Module Idas.Adjoint.Dls

module Dls: sig .. end

Direct Linear Solvers operating on dense, banded, and sparse matrices.


include Sundials_LinearSolver.Direct
type 'm jac_fn_no_sens = (Sundials.RealArray.t Idas.Adjoint.triple, Sundials.RealArray.t)
Idas.Adjoint.jacobian_arg -> 'm -> unit

Callback functions that compute dense approximations to a Jacobian matrix without forward sensitivities. In the call jac arg jm, arg is a Idas.Adjoint.jacobian_arg with three work vectors and the computed Jacobian must be stored in jm.

The callback should load the (i,j)th entry of jm with $\frac{\partial F_i}{\partial y_j} + c_j\frac{\partial F_i}{\partial\dot{y}_j}$, i.e., the partial derivative of the ith equation with respect to the jth variable, evaluated at the values of t, y, and y' obtained from arg. Only nonzero elements need be loaded into jm.

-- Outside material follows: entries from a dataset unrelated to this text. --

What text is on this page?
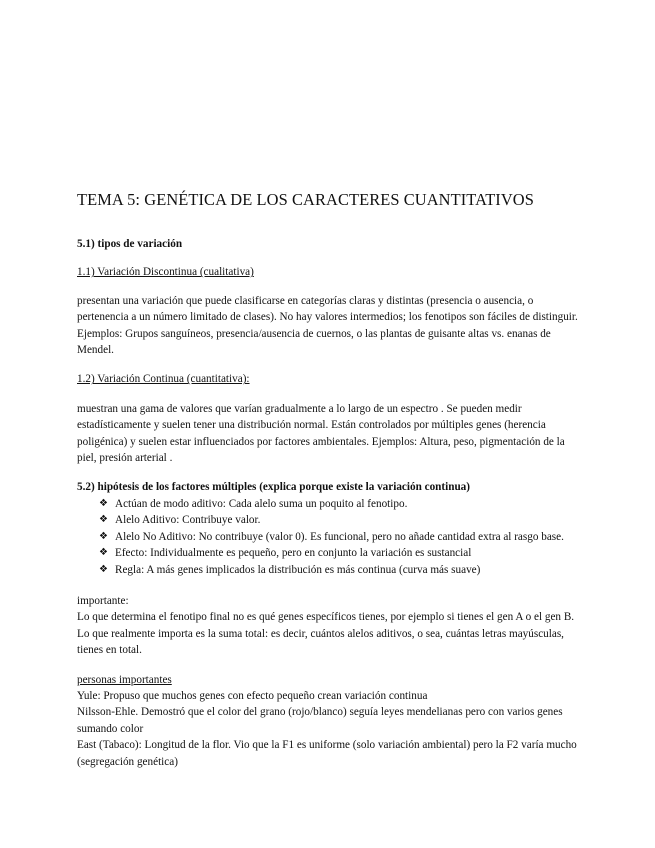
TEMA 5: GENÉTICA DE LOS CARACTERES CUANTITATIVOS

5.1) tipos de variación

1.1) Variación Discontinua (cualitativa)

presentan una variación que puede clasificarse en categorías claras y distintas (presencia o ausencia, o pertenencia a un número limitado de clases). No hay valores intermedios; los fenotipos son fáciles de distinguir. Ejemplos: Grupos sanguíneos, presencia/ausencia de cuernos, o las plantas de guisante altas vs. enanas de Mendel.

1.2) Variación Continua (cuantitativa):

muestran una gama de valores que varían gradualmente a lo largo de un espectro . Se pueden medir estadísticamente y suelen tener una distribución normal. Están controlados por múltiples genes (herencia poligénica) y suelen estar influenciados por factores ambientales. Ejemplos: Altura, peso, pigmentación de la piel, presión arterial .

5.2) hipótesis de los factores múltiples (explica porque existe la variación continua)

❖ Actúan de modo aditivo: Cada alelo suma un poquito al fenotipo.
❖ Alelo Aditivo: Contribuye valor.
❖ Alelo No Aditivo: No contribuye (valor 0). Es funcional, pero no añade cantidad extra al rasgo base.
❖ Efecto: Individualmente es pequeño, pero en conjunto la variación es sustancial
❖ Regla: A más genes implicados la distribución es más continua (curva más suave)

importante:

Lo que determina el fenotipo final no es qué genes específicos tienes, por ejemplo si tienes el gen A o el gen B. Lo que realmente importa es la suma total: es decir, cuántos alelos aditivos, o sea, cuántas letras mayúsculas, tienes en total.

personas importantes

Yule: Propuso que muchos genes con efecto pequeño crean variación continua

Nilsson-Ehle. Demostró que el color del grano (rojo/blanco) seguía leyes mendelianas pero con varios genes sumando color

East (Tabaco): Longitud de la flor. Vio que la F1 es uniforme (solo variación ambiental) pero la F2 varía mucho (segregación genética)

Raising Sundials.RecoverableFailure indicates a recoverable error. Any other exception is treated as an unrecoverable error.

Neither the elements of arg nor the matrix jm should be accessed after the function has returned.

type 'm jac_fn_with_sens = (Sundials.RealArray.t Idas.Adjoint.triple, Sundials.RealArray.t)
Idas.Adjoint.jacobian_arg ->
Sundials.RealArray.t array -> Sundials.RealArray.t array -> 'm -> unit

Callback functions that compute dense approximations to a Jacobian matrix with forward sensitivities. In the call jac arg ys yps jm, arg is a Idas.Adjoint.jacobian_arg with three work vectors, ys contains the sensitivities of the forward solution, yps contains the derivatives of the forward solution sensitivities, and the computed Jacobian must be stored in jm.

The callback should load the (i,j)th entry of jm with $\frac{\partial F_i}{\partial y_j} + c_j\frac{\partial F_i}{\partial\dot{y}_j}$, i.e., the partial derivative of the ith equation with respect to the jth variable, evaluated at the values of t, y, and y' obtained from arg. Only nonzero elements need be loaded into jm.

Raising Sundials.RecoverableFailure indicates a recoverable error. Any other exception is treated as an unrecoverable error.

Neither the elements of arg nor the matrix jm should be accessed after the function has returned.

type 'm jac_fn = 
| NoSens of 'm jac_fn_no_sens (*

Does not depend on forward sensitivities.

*)
| WithSens of 'm jac_fn_with_sens (*

Depends on forward sensitivities.

*)

Callback functions that compute dense approximations to a Jacobian matrix.

val solver : ?jac:'m jac_fn ->
('m, Sundials.RealArray.t, [> Nvector_serial.kind ] as 'a, 't)
Sundials.LinearSolver.t -> 'a Idas.Adjoint.serial_linear_solver

Create an Idas-specific linear solver from a Jacobian approximation function and a generic direct linear solver. The Jacobian approximation function is optional for dense and banded solvers (if not given an internal difference quotient approximation is used), but must be provided for other solvers (or Invalid_argument is raised).

Solver statistics

val get_work_space : [> Nvector_serial.kind ] Idas.Adjoint.serial_bsession -> int * int

Returns the sizes of the real and integer workspaces used by a direct linear solver.

val get_num_jac_evals : [> Nvector_serial.kind ] Idas.Adjoint.serial_bsession -> int

Returns the number of calls made by a direct linear solver to the Jacobian approximation function.

val get_num_lin_res_evals : [> Nvector_serial.kind ] Idas.Adjoint.serial_bsession -> int

Returns the number of calls to the residual callback due to the finite difference Jacobian approximation.